What is the difference between Attention and Self-Attention?

Self-attention (SA) is applied within one component, so the input is from one component only. One example is the encoder block in Transformers, where SA is used, and it takes the tokens from only the sentence as the input. Attention on the other hand can be used to connect two components or modality of data. Decoder in Transformer has Attention layer that connects the encoder and decoder data together. Refer StackExchange QA

What is the difference between Bi-encoder and Cross-encoder?
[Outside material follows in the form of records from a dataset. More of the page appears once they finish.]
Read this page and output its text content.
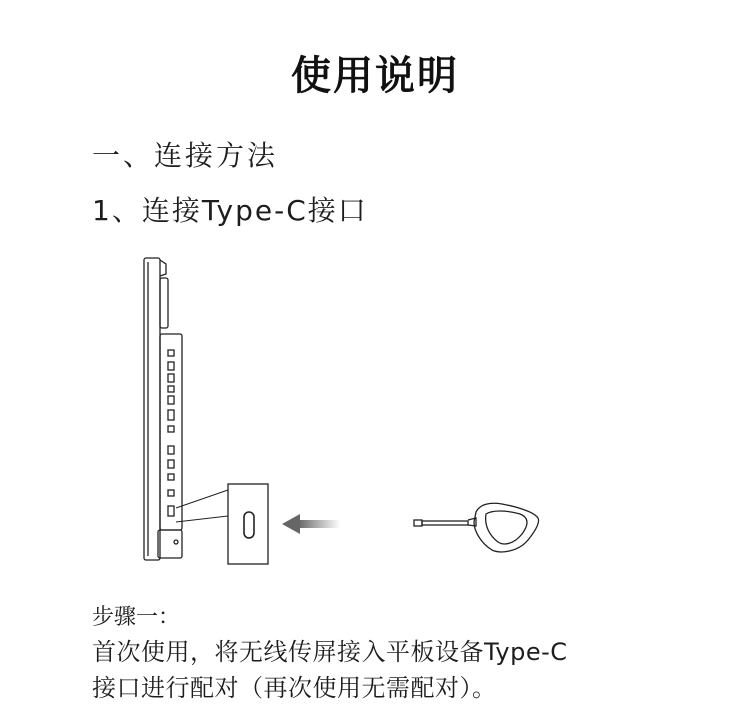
使用说明
一、连接方法
1、连接Type-C接口
步骤一：
首次使用，将无线传屏接入平板设备Type-C
接口进行配对（再次使用无需配对）。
In the context of NLP, the difference between Bi-encoders and Cross-encoders lies in how they handle and process input sentences and the kind of outputs they produce. Refer SBert

  1. Bi-Encoders:

    • Process: Bi-encoders process two sentences (A and B) independently through a transformer network like BERT. Each sentence is input separately, resulting in two separate sentence embeddings (u and v).
    • Output: The output is a pair of sentence embeddings, which can be compared using measures like cosine similarity to determine their relationship or similarity.
    • Usage: These are particularly useful when you want to pre-compute sentence embeddings for a large collection of text, as you can then quickly compare new sentences to the entire collection using the embeddings. They are efficient for tasks that require comparing multiple sentences against one another.
  2. Cross-Encoders:

    • Process: Cross-encoders take a pair of sentences as a single input and pass them simultaneously to the transformer network. The model takes into account the interaction between the sentences directly during the encoding process.
    • Output: Instead of separate embeddings, a Cross-encoder outputs a single score or value, typically between 0 and 1, representing the relationship or similarity of the sentence pair. It does not produce separate sentence embeddings.
    • Usage: Cross-encoders are generally more accurate for tasks like semantic similarity or relevance ranking because they consider the interaction between the sentence pair directly. However, they are less efficient compared to Bi-encoders for large-scale tasks because each sentence pair must be processed together and in real-time, making it hard to pre-compute and store representations.